Ainda assim, os investidores continuam monitorando o delicado cenário político doméstico e os efeitos sobre o andamento das reformas no Congresso. Afinal, as discussões na Comissão e Constituição e Justiça (CCJ) da Câmara sobre a denúncia da Procuradoria-Geral da República (PGR) contra o presidente Michel Temer devem ser longas.
Com isso, a votação na comissão deve acontecer apenas na última semana de julho, adiando para o início de agosto a apreciação do tema no plenário da Casa. Apesar da probabilidade maior de permanência de Temer no cargo, há riscos de novas delações e de novas denúncias da PGR antes da virada do mês, reduzindo tais chances.
Ao mesmo tempo, cresce o coro pela ascensão de Rodrigo Maia, apontado pelo PSDB com condições para conduzir o país até as eleições de 2018 e tocar as reformas. O desembarque dos tucanos do governo Temer parece cada vez mais próximo e a aproximação do partido ao presidente da Câmara tende a garantir governabilidade, no caso de Temer ser afastado.

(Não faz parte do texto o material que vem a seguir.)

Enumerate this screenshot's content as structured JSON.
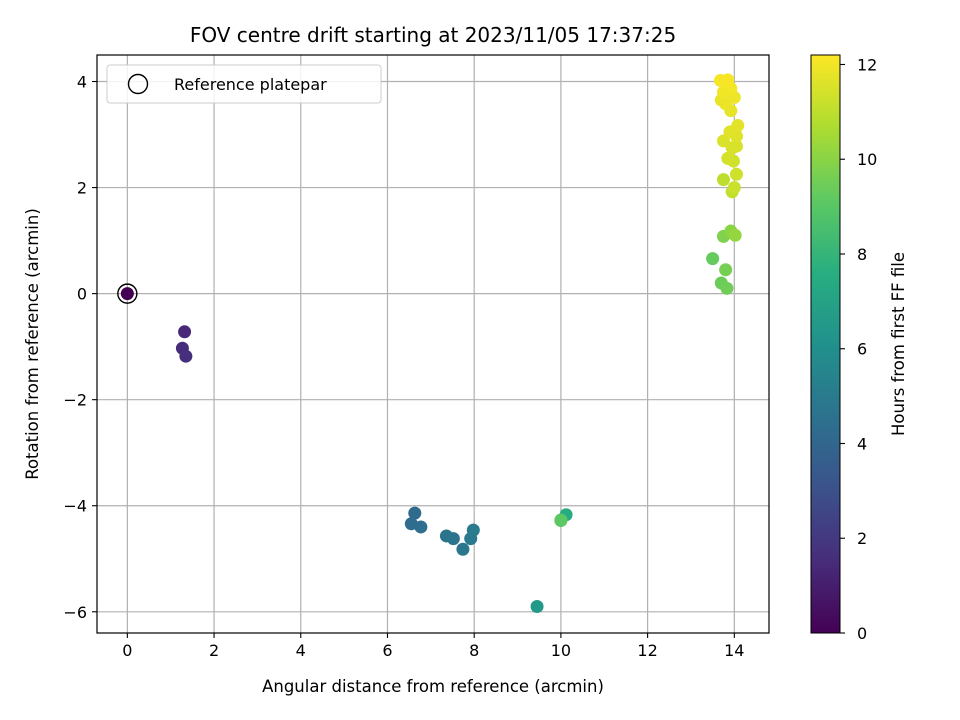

Mas mesmo longe do Brasil, Temer deixou aliados incumbidos da missão de angariar votos na comissão da Câmara que analisa a denúncia contra ele. De Hamburgo, onde acontece a reunião de cúpula do G-20, o presidente acompanha a movimentação política – inclusive do PSDB, que já aponta solução para um eventual transição de poder.
Diante disso, os investidores não vão conseguir baixar a guarda. Ainda mais com a normalização da política monetária nos EUA (Fed) e na zona do euro (BCE) também em jogo. Os números do payroll hoje devem calibrar as apostas sobre quando deve começar a redução do balanço patrimonial do Federal Reserve, enxugando a liquidez global, e quando deve ser o próximo aumento dos juros norte-americanos.
A previsão é de geração de 180 mil vagas nos EUA em junho, com a taxa de desemprego seguindo em 4,3%. Os números devem confirmar a solidez do mercado de trabalho norte-americano, com a oferta de mão de obra ficando mais escassa e, portanto, mais cara para contratação.
Com isso, o ganho médio por hora deve crescer 0,3% em relação a maio e avançar 2,6% na comparação com um ano antes. E o foco dos mercados globais estará nesses números, uma vez que o aumento sustentável dos salários nos EUA é capaz de gerar pressão inflacionária à frente, dando argumentos ao Fed para manter o atual ciclo de aperto monetário.
Ainda no calendário econômico do dia, logo cedo, saem dados da indústria na Alemanha e no Reino Unido em maio, além de mais um Índice Geral de Preços da FGV, o IGP-DI, que também deve registrar deflação em junho, de 0,65%.
À espera do payroll, os ativos internacionais retomam a posição lateral, com os investidores assustados com os sinais crescentes de que os BCs globais estão cada vez mais dispostos em apertar suas políticas monetárias ultrafrouxas, que inundaram os mercados de liquidez artificial nos últimos anos. Os índices futuros das bolsas de Nova York estão na linha d’água, enquanto as praças na Europa têm queda pronunciada, seguindo a sessão na Ásia.
O desempenho dos negócios com ações reflete o aumento no rendimento (yield) dos títulos norte-americanos e europeus, diante da sensação de que o fim da era de juro zero está próximo. Esse movimento entre os bônus fortalece as moedas de países desenvolvidos, mas o dólar ganha terreno do euro e da libra.
Já o iene avança, se recuperando da maior queda semanal desde abril, com o BC japonês (BoJ) parecendo ser o único disposto em manter os estímulos em curso por mais algum tempo. Nas commodities, crescem as dúvidas quanto aos efeitos dos cortes de produção do cartel de países produtores (Opep) na cotação do petróleo. O barril é novamente negociado abaixo de US$ 45, devolvendo nesta semana boa parte do salto da semana passada.